Failure to State a Cause of Action

In addition to its improper venue argument, TIC contends that O-AT-KA's complaint fails to state a cause of action for breach of contract. TIC argues that O-AT-KA's conclusion that the gum arabic manufactured in the United Kingdom was defective is merely a conclusion without supporting facts: "O-AT-KA concludes, with no factual support alleged, that because its product problems occurred when it used UK-sourced gum arabic that the UK-sourced gum arabic was the cause of the problem. This is impermissible post hoc, ergo propter hoc proposition...." TIC Mem. of Law at 11. However, TIC overlooks O-AT-KA's allegation that it reached the conclusion that the UK-sourced gum arabic was the cause of the problem when it "spent thousands of hours investigating" the cause, and "[a]fter an extensive investigation, O-AT-KA isolated the problem and determined that it was caused by the gum arabic supplied as Arab FT-UK by TIC." Compl. ¶ 13. TIC also argues that O-AT-KA's claim that TIC "understood and agreed that the gum arabic would not affect the stability of O-AT-KA's product, " Compl. ¶ 18, is not supported by facts alleged. The Court disagrees. O-AT-KA relied on the document exchanged in the formation of the contract, one of which was the Gum Arabic letter from Ian Sklar, Director, Quality & Regulator Affairs for TIC. ECF No. 13-4. O-AT-KA's "understanding" is a reasonable one based on the contents of that letter, which was included with the Order Acknowledgement from TIC dated July 25, 2012. ECF No. 13-4. The letter assured O-AT-KA that as between the United Kingdom-manufactured gum arabic, and the United States-manufactured gum arabic, "[t]here will be no difference in product specifications between them, and they are produced from the same raw material under the same process conditions."

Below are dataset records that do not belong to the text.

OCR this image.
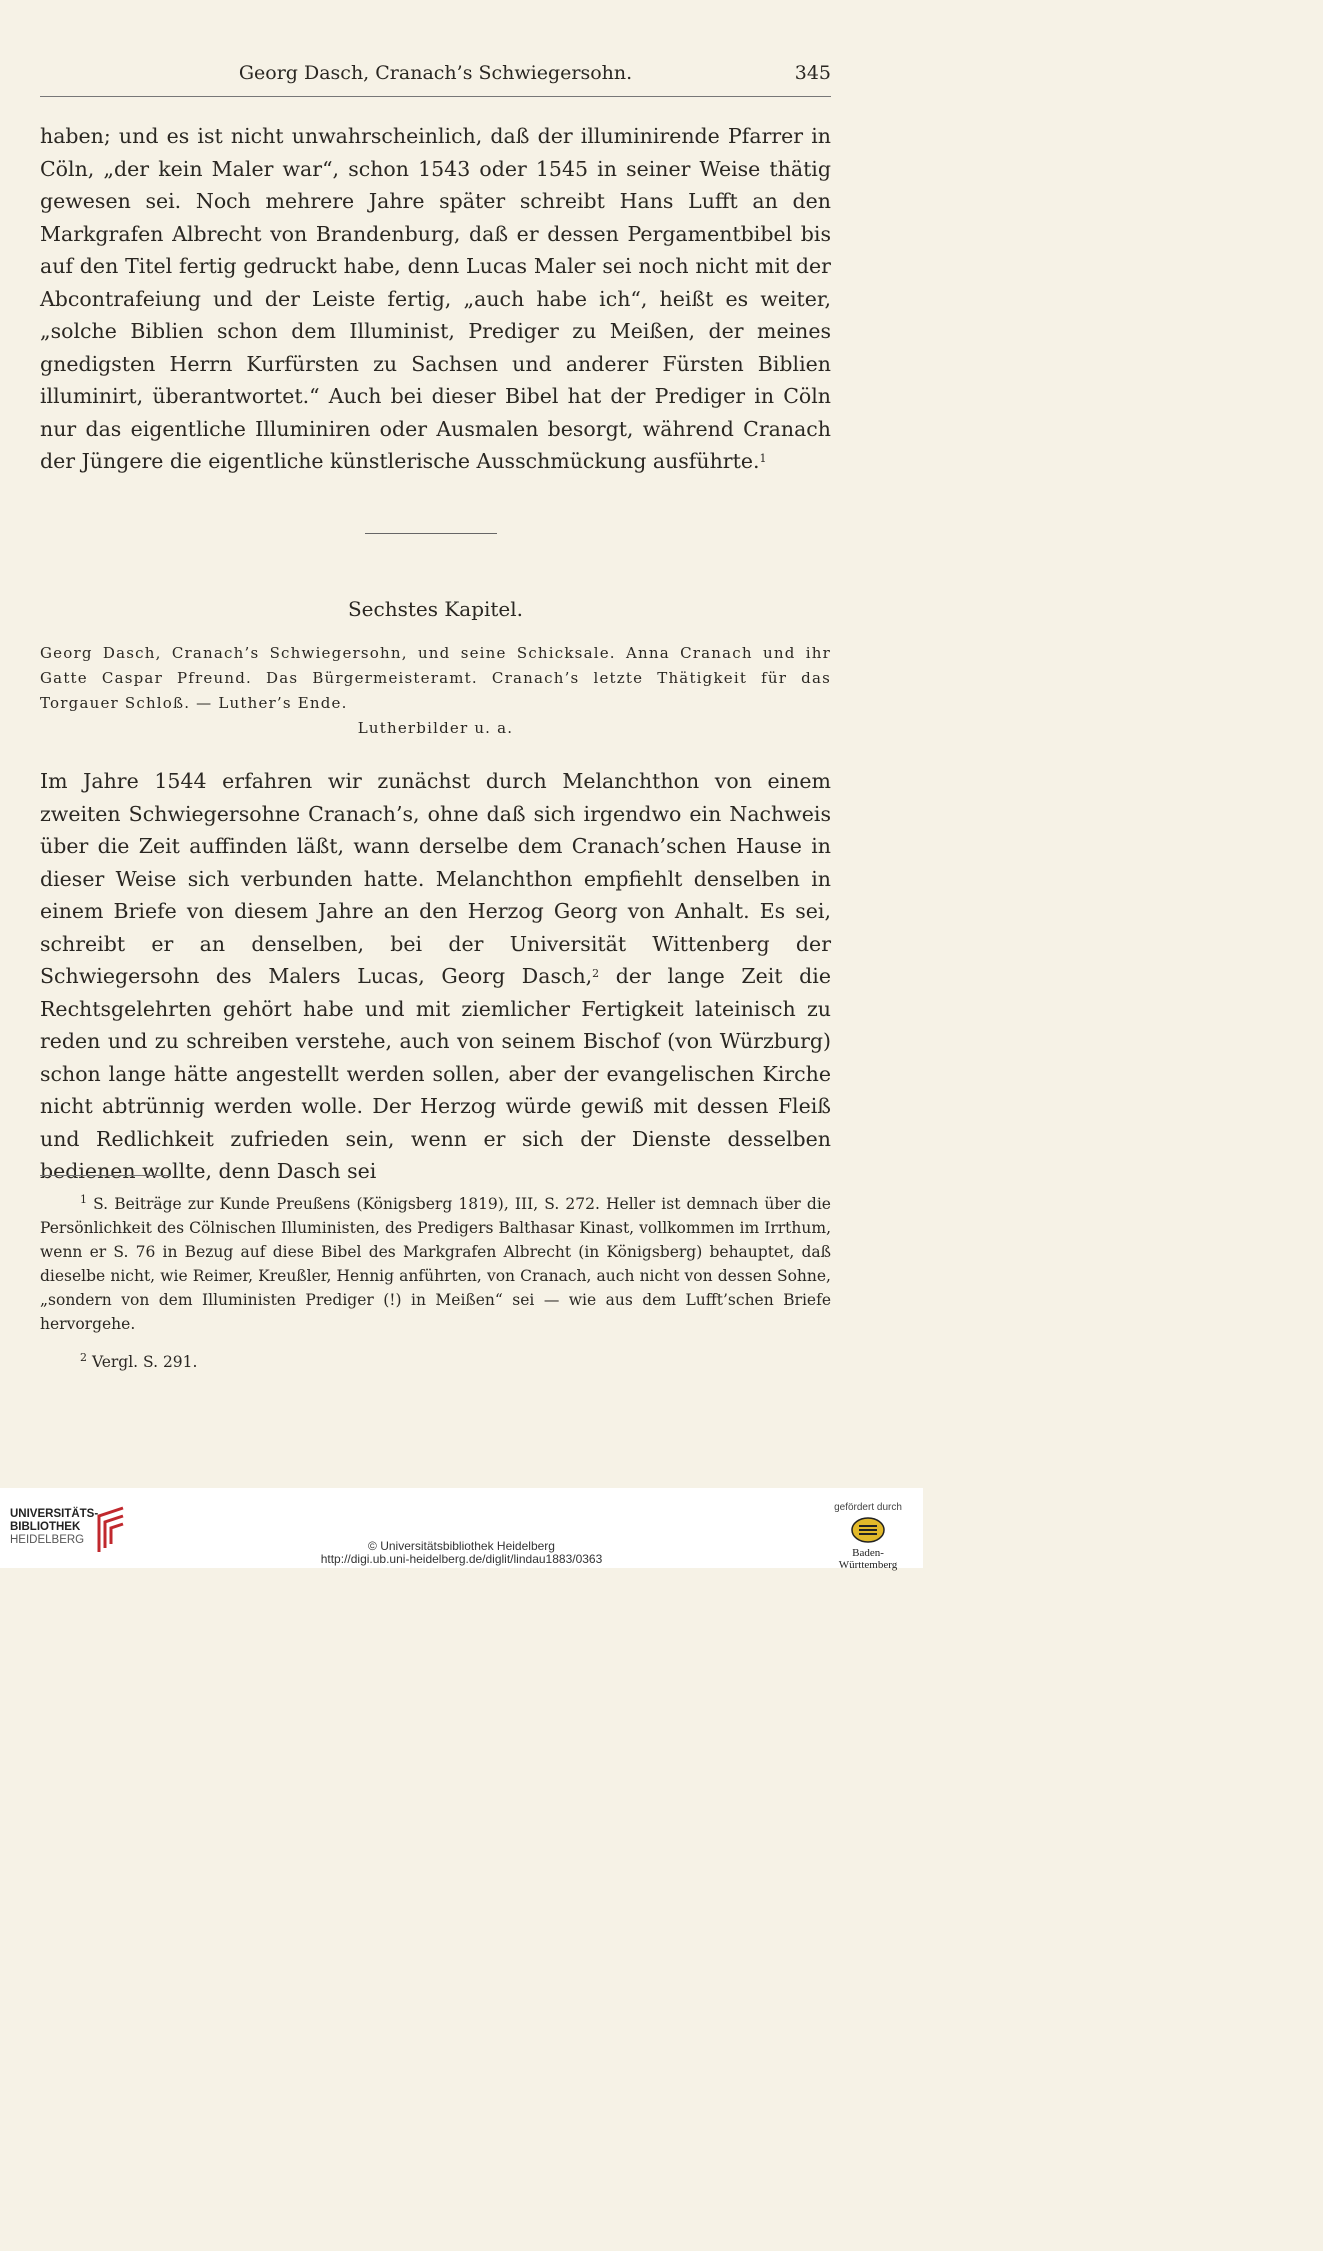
Georg Dasch, Cranach’s Schwiegersohn.	345

haben; und es ist nicht unwahrscheinlich, daß der illuminirende Pfarrer in Cöln, „der kein Maler war“, schon 1543 oder 1545 in seiner Weise thätig gewesen sei. Noch mehrere Jahre später schreibt Hans Lufft an den Markgrafen Albrecht von Brandenburg, daß er dessen Pergamentbibel bis auf den Titel fertig gedruckt habe, denn Lucas Maler sei noch nicht mit der Abcontrafeiung und der Leiste fertig, „auch habe ich“, heißt es weiter, „solche Biblien schon dem Illuminist, Prediger zu Meißen, der meines gnedigsten Herrn Kurfürsten zu Sachsen und anderer Fürsten Biblien illuminirt, überantwortet.“ Auch bei dieser Bibel hat der Prediger in Cöln nur das eigentliche Illuminiren oder Ausmalen besorgt, während Cranach der Jüngere die eigentliche künstlerische Ausschmückung ausführte.$^1$

Sechstes Kapitel.

Georg Dasch, Cranach’s Schwiegersohn, und seine Schicksale. Anna Cranach und ihr Gatte Caspar Pfreund. Das Bürgermeisteramt. Cranach’s letzte Thätigkeit für das Torgauer Schloß. — Luther’s Ende.
Lutherbilder u. a.

Im Jahre 1544 erfahren wir zunächst durch Melanchthon von einem zweiten Schwiegersohne Cranach’s, ohne daß sich irgendwo ein Nachweis über die Zeit auffinden läßt, wann derselbe dem Cranach’schen Hause in dieser Weise sich verbunden hatte. Melanchthon empfiehlt denselben in einem Briefe von diesem Jahre an den Herzog Georg von Anhalt. Es sei, schreibt er an denselben, bei der Universität Wittenberg der Schwiegersohn des Malers Lucas, Georg Dasch,$^2$ der lange Zeit die Rechtsgelehrten gehört habe und mit ziemlicher Fertigkeit lateinisch zu reden und zu schreiben verstehe, auch von seinem Bischof (von Würzburg) schon lange hätte angestellt werden sollen, aber der evangelischen Kirche nicht abtrünnig werden wolle. Der Herzog würde gewiß mit dessen Fleiß und Redlichkeit zufrieden sein, wenn er sich der Dienste desselben bedienen wollte, denn Dasch sei

$^1$ S. Beiträge zur Kunde Preußens (Königsberg 1819), III, S. 272. Heller ist demnach über die Persönlichkeit des Cölnischen Illuministen, des Predigers Balthasar Kinast, vollkommen im Irrthum, wenn er S. 76 in Bezug auf diese Bibel des Markgrafen Albrecht (in Königsberg) behauptet, daß dieselbe nicht, wie Reimer, Kreußler, Hennig anführten, von Cranach, auch nicht von dessen Sohne, „sondern von dem Illuministen Prediger (!) in Meißen“ sei — wie aus dem Lufft’schen Briefe hervorgehe.

$^2$ Vergl. S. 291.

UNIVERSITÄTS-
BIBLIOTHEK
HEIDELBERG	© Universitätsbibliothek Heidelberg
http://digi.ub.uni-heidelberg.de/diglit/lindau1883/0363
gefördert durch
Baden-Württemberg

Following its review of the complaint and the documents that formed the contract, the Court determines that O-AT-KA's allegations are sufficient to raise its claim above the speculative level. Discovery can proceed so that O-AT-KA and TIC can gather information on this claim and determined whether dispositive motions, or trial, are warranted.


TIC Gums' motion to dismiss, ECF No. 13, is denied. By separate order, the Court will refer this case to a magistrate judge for the supervision of discovery and any pretrial motions.